Notre Dame a prié ; elle va agir maintenant. En se chargeant du rôle de Béatrice, elle a précisé le sens de son intervention :

 

« Sœur Béatrice, il faut que je vous fasse honneur. Vous ne m’avez pas chargé de vous remplacer, mais c’est ici que vous avez laissé votre cœur et je veux qu’il batte dans ma poitrine. Quand vous reviendrez, je vous le rendrai tout brûlant et vous entendrez mieux qu’avant la voix de Dieu et son appel... car vous reviendrez, sœur Béatrice. Si j’ai pris votre place, c’est pour m’unir à votre épreuve et pour porter avec vous votre fardeau. Votre place est ici, en dépit de vos malheureux parents. Si nous n’avons qu’un père et qu’une mère, nous n’avons avant tout qu’un Dieu et la volonté de Dieu prime tout. Vous pouvez m’en croire, sœur Béatrice, je sais ce que je dis. Vous êtes libre de refuser, sans doute. Tout ceci ne se terminera pas sans pleurs et souffrance. J’en prendrai ma part, sœur Béatrice ; faites-moi confiance ; je ne refuse rien pour vous aider à ne pas vous refuser vous-même. »

 

Au matin déjà lui est donnée l’occasion de tenir sa promesse. Le père de Béatrice se présente à nouveau au couvent pour tenter une dernière fois de reprendre sa fille qui maintenant, poussée sans doute par la grâce que la retraite nocturne de Notre Dame lui a méritée, s’est enfuie de chez lui. Le père arrive avant sa fille, mais comme Notre Dame lui répond sous les traits de celle-ci, il ne s’aperçoit pas de la substitution. C’est à un homme révolté et agressif que Marie a affaire ; c’est aussi à un cœur blessé, plus à plaindre qu’à blâmer. Avec beaucoup de respect elle tente d’abord de calmer sa colère puis écoutant battre dans sa poitrine le cœur de Béatrice elle exprime avec ferveur les sentiments qui ont dû y naître pendant cette nuit mémorable :

 

« Moi aussi, papa, je t’ai peut-être répondu comme une maladroite, et je te demande de me pardonner si je t’ai blessé. Tu crois que je suis en “gaîté”, comme tu dis, dans ce “maudit couvent”, pendant que tu souffres de mon absence dans notre maison désertée. Que sais-tu de ma gaîté pour en parler si légèrement ? Que sais-tu de mon couvent pour le maudire ? La vérité, l’étrange vérité, est singulièrement plus haute et plus grave. Mon devoir est plus douloureux...
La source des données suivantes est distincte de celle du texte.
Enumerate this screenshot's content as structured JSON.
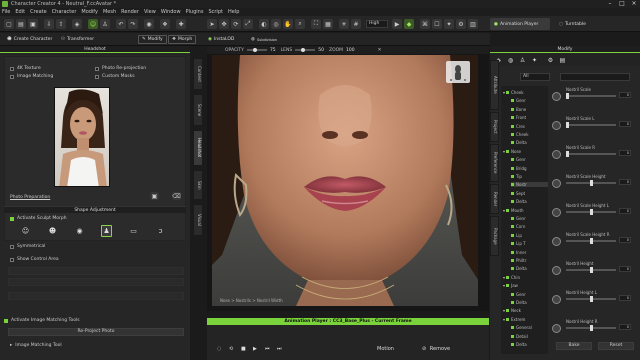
{
  "app": {
    "title": "Character Creator 4 - Neutral_F.ccAvatar *"
  },
  "window_controls": [
    "–",
    "□",
    "×"
  ],
  "menu": [
    "File",
    "Edit",
    "Create",
    "Character",
    "Modify",
    "Mesh",
    "Render",
    "View",
    "Window",
    "Plugins",
    "Script",
    "Help"
  ],
  "toolbar": {
    "quality": "High",
    "animation_player": "Animation Player",
    "turntable": "Turntable"
  },
  "toolbar2": {
    "create_character": "Create Character",
    "transformer": "Transformer",
    "modify": "Modify",
    "morph": "Morph",
    "install_do": "InstaLOD",
    "subdivision": "Subdivision"
  },
  "left_panel": {
    "title": "Headshot",
    "opt_4k": "4K Texture",
    "opt_photo_reproj": "Photo Re-projection",
    "opt_image_matching": "Image Matching",
    "opt_custom_masks": "Custom Masks",
    "photo_preparation": "Photo Preparation",
    "shape_adjustment": "Shape Adjustment",
    "activate_sculpt": "Activate Sculpt Morph",
    "symmetrical": "Symmetrical",
    "show_control_area": "Show Control Area",
    "activate_image_matching": "Activate Image Matching Tools",
    "reproject_photo": "Re-Project Photo",
    "image_matching_tool": "Image Matching Tool"
  },
  "side_tabs": [
    "Content",
    "Scene",
    "Headshot",
    "Skin",
    "Visual"
  ],
  "viewport": {
    "opacity_label": "OPACITY",
    "opacity_value": "75",
    "lens_label": "LENS",
    "lens_value": "50",
    "zoom_label": "ZOOM",
    "zoom_value": "100",
    "caption": "Nose > Nostrils > Nostril Width"
  },
  "anim_player": {
    "title": "Animation Player : CC3_Base_Plus - Current Frame",
    "motion": "Motion",
    "remove": "Remove"
  },
  "right_panel": {
    "title": "Modify",
    "filter": "All",
    "vtabs": [
      "Attribute",
      "Project",
      "Preference",
      "Render",
      "Package"
    ],
    "tree": [
      {
        "label": "Cheek",
        "indent": 0,
        "on": true
      },
      {
        "label": "Genr",
        "indent": 1,
        "on": true
      },
      {
        "label": "Bone",
        "indent": 1,
        "on": true
      },
      {
        "label": "Front",
        "indent": 1,
        "on": true
      },
      {
        "label": "Cres",
        "indent": 1,
        "on": true
      },
      {
        "label": "Cheek",
        "indent": 1,
        "on": true
      },
      {
        "label": "Delta",
        "indent": 1,
        "on": true
      },
      {
        "label": "Nose",
        "indent": 0,
        "on": true
      },
      {
        "label": "Genr",
        "indent": 1,
        "on": true
      },
      {
        "label": "Bridg",
        "indent": 1,
        "on": true
      },
      {
        "label": "Tip",
        "indent": 1,
        "on": true
      },
      {
        "label": "Nostr",
        "indent": 1,
        "on": true,
        "selected": true
      },
      {
        "label": "Sept",
        "indent": 1,
        "on": true
      },
      {
        "label": "Delta",
        "indent": 1,
        "on": true
      },
      {
        "label": "Mouth",
        "indent": 0,
        "on": true
      },
      {
        "label": "Genr",
        "indent": 1,
        "on": true
      },
      {
        "label": "Corn",
        "indent": 1,
        "on": true
      },
      {
        "label": "Lip",
        "indent": 1,
        "on": true
      },
      {
        "label": "Lip T",
        "indent": 1,
        "on": true
      },
      {
        "label": "Inner",
        "indent": 1,
        "on": true
      },
      {
        "label": "Philtr",
        "indent": 1,
        "on": true
      },
      {
        "label": "Delta",
        "indent": 1,
        "on": true
      },
      {
        "label": "Chin",
        "indent": 0,
        "on": true
      },
      {
        "label": "Jaw",
        "indent": 0,
        "on": true
      },
      {
        "label": "Genr",
        "indent": 1,
        "on": true
      },
      {
        "label": "Delta",
        "indent": 1,
        "on": true
      },
      {
        "label": "Neck",
        "indent": 0,
        "on": true
      },
      {
        "label": "Extrem",
        "indent": 0,
        "on": true
      },
      {
        "label": "General",
        "indent": 1,
        "on": true
      },
      {
        "label": "Detail",
        "indent": 1,
        "on": true
      },
      {
        "label": "Delta",
        "indent": 1,
        "on": true
      }
    ],
    "sliders": [
      {
        "label": "Nostril Scale",
        "value": "0",
        "pos": 0.0
      },
      {
        "label": "Nostril Scale L",
        "value": "0",
        "pos": 0.0
      },
      {
        "label": "Nostril Scale R",
        "value": "0",
        "pos": 0.0
      },
      {
        "label": "Nostril Scale Height",
        "value": "0",
        "pos": 0.5
      },
      {
        "label": "Nostril Scale Height L",
        "value": "0",
        "pos": 0.5
      },
      {
        "label": "Nostril Scale Height R",
        "value": "0",
        "pos": 0.5
      },
      {
        "label": "Nostril Height",
        "value": "0",
        "pos": 0.5
      },
      {
        "label": "Nostril Height L",
        "value": "0",
        "pos": 0.5
      },
      {
        "label": "Nostril Height R",
        "value": "0",
        "pos": 0.5
      }
    ],
    "btn_bake": "Bake",
    "btn_reset": "Reset"
  }
}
« Tu es mon père et je suis ton enfant. Tu es ma vie et je suis comme ton bourgeon. Tu es le tronc qui porte un vert rameau. Sans toi je ne suis rien, je ne serai rien : ce que je suis c’est de toi que je le tiens ; ce que je vaux, je te le dois... Crois-tu que le devoir d’un rameau ne soit pas de demeurer uni au tronc qui lui a donné naissance ? Crois-tu qu’un bourgeon soit bienheureux d’être séparé de sa tige ? Crois-tu, papa, que de gaîté de cœur, la fleur se laisse couper, la branche fendre, le fruit cueillir ?...

« Mais un arbre ne sait rien de son lendemain. Une fleur, une feuille, un bourgeon ne connaissent pas leur destin ; ils ne tiennent pas leur avenir dans leur main ; ils sont en vie, c’est tout ce qu’ils savent, et ils aiment la sève et les racines et le tronc de qui la vie leur est donnée. Car le Maître de l’arbre est plus puissant que l’arbre ; le jardinier plus savant que le jardin, l’émondeur lui-même est au-dessus du peuplier... Ainsi sommes-nous entre les mains de Dieu...
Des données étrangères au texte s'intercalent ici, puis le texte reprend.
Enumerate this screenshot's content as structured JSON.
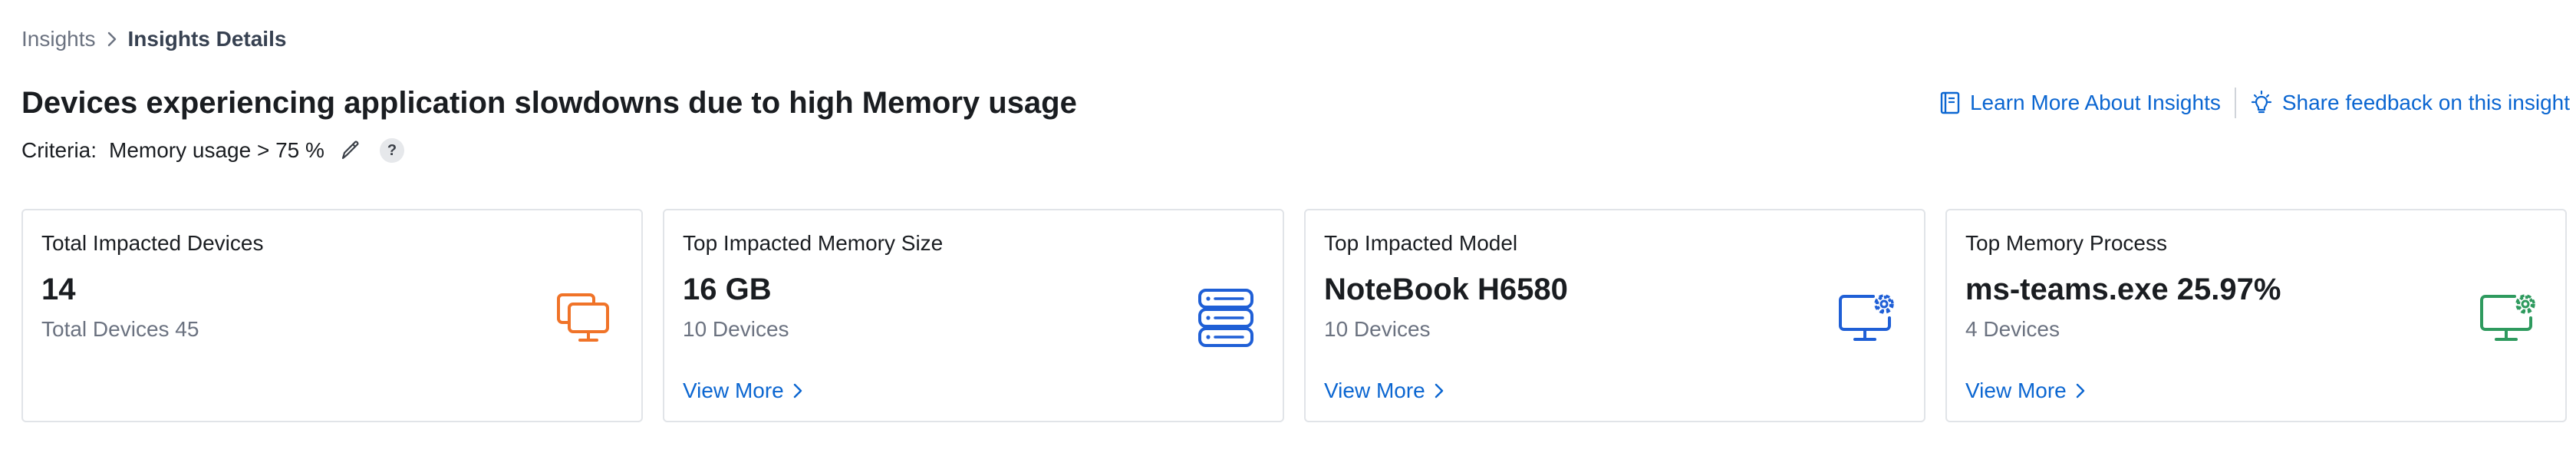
{
  "breadcrumb": {
    "parent": "Insights",
    "current": "Insights Details"
  },
  "title": "Devices experiencing application slowdowns due to high Memory usage",
  "header_links": {
    "learn_more": "Learn More About Insights",
    "feedback": "Share feedback on this insight"
  },
  "criteria": {
    "label": "Criteria:",
    "value": "Memory usage > 75 %",
    "help": "?"
  },
  "cards": [
    {
      "label": "Total Impacted Devices",
      "value": "14",
      "sub": "Total Devices 45",
      "icon": "devices-icon",
      "icon_color": "#f07328"
    },
    {
      "label": "Top Impacted Memory Size",
      "value": "16 GB",
      "sub": "10 Devices",
      "link": "View More",
      "icon": "server-stack-icon",
      "icon_color": "#1f5fd6"
    },
    {
      "label": "Top Impacted Model",
      "value": "NoteBook H6580",
      "sub": "10 Devices",
      "link": "View More",
      "icon": "monitor-gear-icon",
      "icon_color": "#1f5fd6"
    },
    {
      "label": "Top Memory Process",
      "value": "ms-teams.exe 25.97%",
      "sub": "4 Devices",
      "link": "View More",
      "icon": "monitor-gear-icon",
      "icon_color": "#2e9a5e"
    }
  ],
  "colors": {
    "link": "#0b66d1",
    "border": "#e1e4e8",
    "muted_text": "#6b7280"
  }
}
« Nous sommes là, bien tranquilles, nous portant bien, nous aimant bien, et si unis qu’il semble que rien ne pourra nous séparer... Comme tronc, rameaux, fleurs et bourgeons, nous vivons ensemble, d’une même sève, d’un même sang, d’une même foi...

« Sans doute, l’orage peut briser nos liens et nous ne nous connaissons pas pour éternels : la mort n’épargne personne... Nous n’oublions que l’émondeur, le jardinier, notre Maître le Dieu des plantes, le Dieu des hommes, qui taille, coupe et sépare à son gré et fait couler selon son bon plaisir la sève et la vie, les pleurs et le sang...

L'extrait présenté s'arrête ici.